Well, guess what?Edison2 now has an electric version of the VLC, called, of course, the eVLC (pictured above, right and below). And eVLC will weigh yet a little bit more than the internal combustion version.

“We expect an 1100- or 1200-pound production car, a bit more if electric,” Edison2 spokesperson David Brown told me in a lively email exchange yesterday. The current fiberglass test electric model weighs 1,031 pounds, but a production version, made from different materials, would exceed that, he said.

The main reason for extra pounds on the electric version is the battery.

“Batteries are heavy. The energy contained in 6 pounds of gasoline (1 gallon) takes 300 – 500 pounds of batteries to store. So an electric version of our car will be heavier than an ICE (internal combustion engine),” Brown said.

Although the VLC has put on a few pounds, the car’s “supremely aerodynamic” design supports commendable mileage performance, as the car has recorded the “the lowest coefficient of drag ever seen for a 4-seat vehicle at the GM Aero Lab,” Brown said. “Our VLC with a 10 kWh battery can go further than a Nissan Leaf with a 24 kWh battery.”

It’s not clear whether the internal combustion version still tops 100 mpg. But Consumer Reports has calculated that the electric version gets the equivalent of 310 miles per gallon, based on preliminary data from Edison2’s testing.

It will still be “several” years before any version of the VLC is ready for the market, Brown said.The company is experimenting with different fuel sources. Last year’s internal combustion (ICE) model ran on 85 percent ethanol (E85).

Edison2 has also tinkered by putting an engine from Daimler’s Smart car under the hood. It expects to have built a fourth prototype by the spring that “may be electric, hybrid, gasoline, E85 or diesel,” Brown said, although he noted Edison2 “is not likely” to continue with E85. “Likely we will make versions with different power sources.” The varied fuel approach echoes comments yesterday by Ford chief financial officer Lewis Booth.

The VLC gained weight because Edison2 has changed some materials.

“For the X Prize, we used a carbon fiber body, simply because when you are making only a few of something choices are limited," Brown said. "The eVLC has a fiberglass body, which is similar in weight to aluminum.
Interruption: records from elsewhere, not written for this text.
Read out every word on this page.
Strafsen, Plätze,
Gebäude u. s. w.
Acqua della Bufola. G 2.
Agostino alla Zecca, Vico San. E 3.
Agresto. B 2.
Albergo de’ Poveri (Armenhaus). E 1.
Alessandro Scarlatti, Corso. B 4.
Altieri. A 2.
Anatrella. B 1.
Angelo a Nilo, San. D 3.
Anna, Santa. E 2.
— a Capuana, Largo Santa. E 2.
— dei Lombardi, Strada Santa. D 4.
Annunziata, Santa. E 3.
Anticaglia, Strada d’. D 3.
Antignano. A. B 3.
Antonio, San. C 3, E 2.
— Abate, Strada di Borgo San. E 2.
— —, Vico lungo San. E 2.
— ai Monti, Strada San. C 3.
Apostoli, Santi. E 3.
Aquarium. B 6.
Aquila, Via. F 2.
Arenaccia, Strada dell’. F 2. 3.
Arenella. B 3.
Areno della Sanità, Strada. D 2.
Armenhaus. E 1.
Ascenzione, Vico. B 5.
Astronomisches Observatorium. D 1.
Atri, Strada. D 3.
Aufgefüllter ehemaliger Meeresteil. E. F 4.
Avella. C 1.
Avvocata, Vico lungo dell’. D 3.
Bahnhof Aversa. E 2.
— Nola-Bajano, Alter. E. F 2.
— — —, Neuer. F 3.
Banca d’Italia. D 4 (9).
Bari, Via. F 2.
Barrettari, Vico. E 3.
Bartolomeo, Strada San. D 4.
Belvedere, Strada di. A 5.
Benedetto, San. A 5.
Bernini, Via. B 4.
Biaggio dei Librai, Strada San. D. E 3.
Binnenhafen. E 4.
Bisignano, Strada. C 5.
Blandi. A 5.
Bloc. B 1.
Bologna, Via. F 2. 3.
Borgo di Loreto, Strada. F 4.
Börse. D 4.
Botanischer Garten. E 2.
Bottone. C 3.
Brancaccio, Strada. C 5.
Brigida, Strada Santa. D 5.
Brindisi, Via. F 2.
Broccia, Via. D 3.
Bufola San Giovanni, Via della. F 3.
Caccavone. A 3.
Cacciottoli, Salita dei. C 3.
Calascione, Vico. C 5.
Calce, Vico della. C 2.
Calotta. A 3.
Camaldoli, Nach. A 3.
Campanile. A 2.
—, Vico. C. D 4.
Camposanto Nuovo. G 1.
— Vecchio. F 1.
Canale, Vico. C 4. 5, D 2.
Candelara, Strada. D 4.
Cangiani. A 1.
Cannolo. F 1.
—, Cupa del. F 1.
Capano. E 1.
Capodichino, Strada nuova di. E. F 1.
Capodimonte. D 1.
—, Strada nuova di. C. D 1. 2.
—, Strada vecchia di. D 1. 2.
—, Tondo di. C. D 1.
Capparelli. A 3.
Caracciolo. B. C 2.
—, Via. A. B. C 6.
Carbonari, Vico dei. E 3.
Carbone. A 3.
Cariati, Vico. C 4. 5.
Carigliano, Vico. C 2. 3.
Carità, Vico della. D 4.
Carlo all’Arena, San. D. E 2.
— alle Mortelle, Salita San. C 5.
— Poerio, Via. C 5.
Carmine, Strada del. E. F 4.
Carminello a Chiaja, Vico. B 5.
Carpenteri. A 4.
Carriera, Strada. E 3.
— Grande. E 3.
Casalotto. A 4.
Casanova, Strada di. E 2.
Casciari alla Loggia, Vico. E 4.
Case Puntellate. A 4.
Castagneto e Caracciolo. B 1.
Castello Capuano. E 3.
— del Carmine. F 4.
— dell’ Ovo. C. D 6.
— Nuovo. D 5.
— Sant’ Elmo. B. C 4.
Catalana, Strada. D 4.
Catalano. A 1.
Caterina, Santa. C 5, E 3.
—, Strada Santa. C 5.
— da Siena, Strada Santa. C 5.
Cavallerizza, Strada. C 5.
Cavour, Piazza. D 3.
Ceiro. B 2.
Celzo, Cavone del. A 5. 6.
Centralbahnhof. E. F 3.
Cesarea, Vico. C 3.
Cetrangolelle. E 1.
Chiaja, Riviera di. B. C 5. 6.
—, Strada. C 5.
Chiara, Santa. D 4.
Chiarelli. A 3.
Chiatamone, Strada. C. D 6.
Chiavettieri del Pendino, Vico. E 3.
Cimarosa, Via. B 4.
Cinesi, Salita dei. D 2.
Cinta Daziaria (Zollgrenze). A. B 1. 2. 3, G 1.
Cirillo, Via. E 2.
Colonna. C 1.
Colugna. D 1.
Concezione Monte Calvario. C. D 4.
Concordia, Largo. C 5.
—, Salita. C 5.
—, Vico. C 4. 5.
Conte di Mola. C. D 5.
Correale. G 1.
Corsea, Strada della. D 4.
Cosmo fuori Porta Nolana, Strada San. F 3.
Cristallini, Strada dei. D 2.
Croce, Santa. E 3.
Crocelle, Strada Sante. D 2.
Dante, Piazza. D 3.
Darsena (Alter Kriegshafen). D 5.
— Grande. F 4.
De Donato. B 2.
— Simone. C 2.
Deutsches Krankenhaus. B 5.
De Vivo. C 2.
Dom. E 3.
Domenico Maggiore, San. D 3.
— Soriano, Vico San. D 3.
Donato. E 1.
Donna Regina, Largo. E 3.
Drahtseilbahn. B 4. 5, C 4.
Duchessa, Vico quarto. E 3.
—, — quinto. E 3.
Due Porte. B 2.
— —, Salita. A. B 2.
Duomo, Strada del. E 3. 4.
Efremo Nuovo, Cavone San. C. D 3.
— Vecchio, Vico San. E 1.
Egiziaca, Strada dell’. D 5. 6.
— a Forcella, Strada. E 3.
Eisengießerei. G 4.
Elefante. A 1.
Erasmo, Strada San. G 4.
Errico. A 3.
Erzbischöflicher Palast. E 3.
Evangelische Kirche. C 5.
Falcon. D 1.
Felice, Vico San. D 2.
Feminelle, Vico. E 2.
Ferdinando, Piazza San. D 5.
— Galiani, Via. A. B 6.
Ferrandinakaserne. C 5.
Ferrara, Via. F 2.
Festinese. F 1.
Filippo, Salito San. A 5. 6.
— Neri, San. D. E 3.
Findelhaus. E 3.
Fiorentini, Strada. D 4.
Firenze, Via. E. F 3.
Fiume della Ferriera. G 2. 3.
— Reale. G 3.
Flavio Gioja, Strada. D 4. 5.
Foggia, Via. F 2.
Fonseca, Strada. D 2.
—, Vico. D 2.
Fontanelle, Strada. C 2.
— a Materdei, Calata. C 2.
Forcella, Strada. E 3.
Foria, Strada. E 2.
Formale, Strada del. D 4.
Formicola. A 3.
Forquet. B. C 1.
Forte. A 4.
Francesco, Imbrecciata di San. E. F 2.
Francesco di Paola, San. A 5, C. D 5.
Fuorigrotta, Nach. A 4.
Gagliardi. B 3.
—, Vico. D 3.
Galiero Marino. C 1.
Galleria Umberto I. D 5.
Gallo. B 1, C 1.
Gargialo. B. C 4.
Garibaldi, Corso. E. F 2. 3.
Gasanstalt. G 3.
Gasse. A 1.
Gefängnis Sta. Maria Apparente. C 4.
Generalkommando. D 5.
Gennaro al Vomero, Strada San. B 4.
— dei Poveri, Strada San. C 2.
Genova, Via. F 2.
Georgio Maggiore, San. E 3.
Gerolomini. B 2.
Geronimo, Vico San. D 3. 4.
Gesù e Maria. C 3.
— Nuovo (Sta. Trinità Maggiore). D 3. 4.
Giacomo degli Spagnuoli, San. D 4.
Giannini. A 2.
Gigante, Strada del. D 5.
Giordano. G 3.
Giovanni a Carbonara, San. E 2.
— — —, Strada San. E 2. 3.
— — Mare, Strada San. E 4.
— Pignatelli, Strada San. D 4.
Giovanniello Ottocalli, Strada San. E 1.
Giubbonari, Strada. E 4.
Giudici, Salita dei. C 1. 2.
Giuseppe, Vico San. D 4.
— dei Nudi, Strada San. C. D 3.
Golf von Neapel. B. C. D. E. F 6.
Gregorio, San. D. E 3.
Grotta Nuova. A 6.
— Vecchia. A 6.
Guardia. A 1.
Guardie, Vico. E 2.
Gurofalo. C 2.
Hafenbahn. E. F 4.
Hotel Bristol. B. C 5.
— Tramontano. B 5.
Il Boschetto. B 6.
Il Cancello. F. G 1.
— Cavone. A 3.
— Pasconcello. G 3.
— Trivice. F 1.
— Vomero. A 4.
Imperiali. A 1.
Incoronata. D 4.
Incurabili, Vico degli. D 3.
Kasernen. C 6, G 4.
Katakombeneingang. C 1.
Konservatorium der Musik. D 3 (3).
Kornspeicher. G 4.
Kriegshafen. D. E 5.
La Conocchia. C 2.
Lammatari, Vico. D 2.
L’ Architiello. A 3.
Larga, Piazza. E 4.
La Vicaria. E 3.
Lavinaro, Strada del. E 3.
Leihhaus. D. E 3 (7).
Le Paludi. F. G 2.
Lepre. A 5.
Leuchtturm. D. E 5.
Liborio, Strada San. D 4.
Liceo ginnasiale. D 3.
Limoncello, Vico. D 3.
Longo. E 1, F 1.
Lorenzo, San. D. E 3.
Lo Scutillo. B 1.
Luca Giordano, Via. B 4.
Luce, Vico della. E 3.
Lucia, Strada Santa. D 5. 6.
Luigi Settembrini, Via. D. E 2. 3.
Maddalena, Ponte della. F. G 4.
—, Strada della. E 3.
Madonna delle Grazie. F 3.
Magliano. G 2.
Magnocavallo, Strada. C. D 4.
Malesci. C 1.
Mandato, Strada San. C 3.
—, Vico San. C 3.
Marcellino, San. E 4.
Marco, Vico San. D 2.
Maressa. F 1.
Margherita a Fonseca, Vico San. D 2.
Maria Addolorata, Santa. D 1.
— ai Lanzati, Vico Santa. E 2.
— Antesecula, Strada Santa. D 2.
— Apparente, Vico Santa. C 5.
We are committed to keeping this car affordable by using non-exotic body materials: aluminum, composites and plastic.  The chassis and some structural components are steel, the rest mostly aluminum."

At 1,200 pounds, jealous rivals might bandy the One Ton moniker, but I’ll stick with Very Light Car. I ran a cursory Internet check to identify the world’s lightest vehicles. It looks like the VLC easily beats them all. The website ecomodder claims that the Smart Fortwo Coupe out-thinned all other N. American cars last year at around 1,830 pounds, much heavier than VLC's 1,200-pound prototype. That was followed by the Lotus Elise at 1,984 pounds, Lotus Exige’s 2,077, Mazda2’s 2,306 and Toyota Yaris Hatch/Sedan’s 2,313. The Tesla Roadster weighed in at 2,729 pounds, which made the list’s “honorable mention” but not its top 10.

To compare the VLC to concept cars that have grabbed the spotlight recently, Audi’s 2-seat Urban Concept weighs 1,058 pounds, and VW’s NILS single-seater weighs 1,014 pounds. That makes Audi and VW lighter than VLC, but the two German vehicles accommodate fewer passengers.

The 50 percent weight gain at Edison2 reaffirms that a concept car is, as the name says, a concept subject to change.

What matters in the end, more than the heft, is the performance. If someone built a cement car that achieved 300 mpg, that might be a good thing - especially if the CO2-belching cement industry were to shift to carbon-light production methods (I’ll blog on that another time).

As the song says, it ain’t the meat, it’s the motion.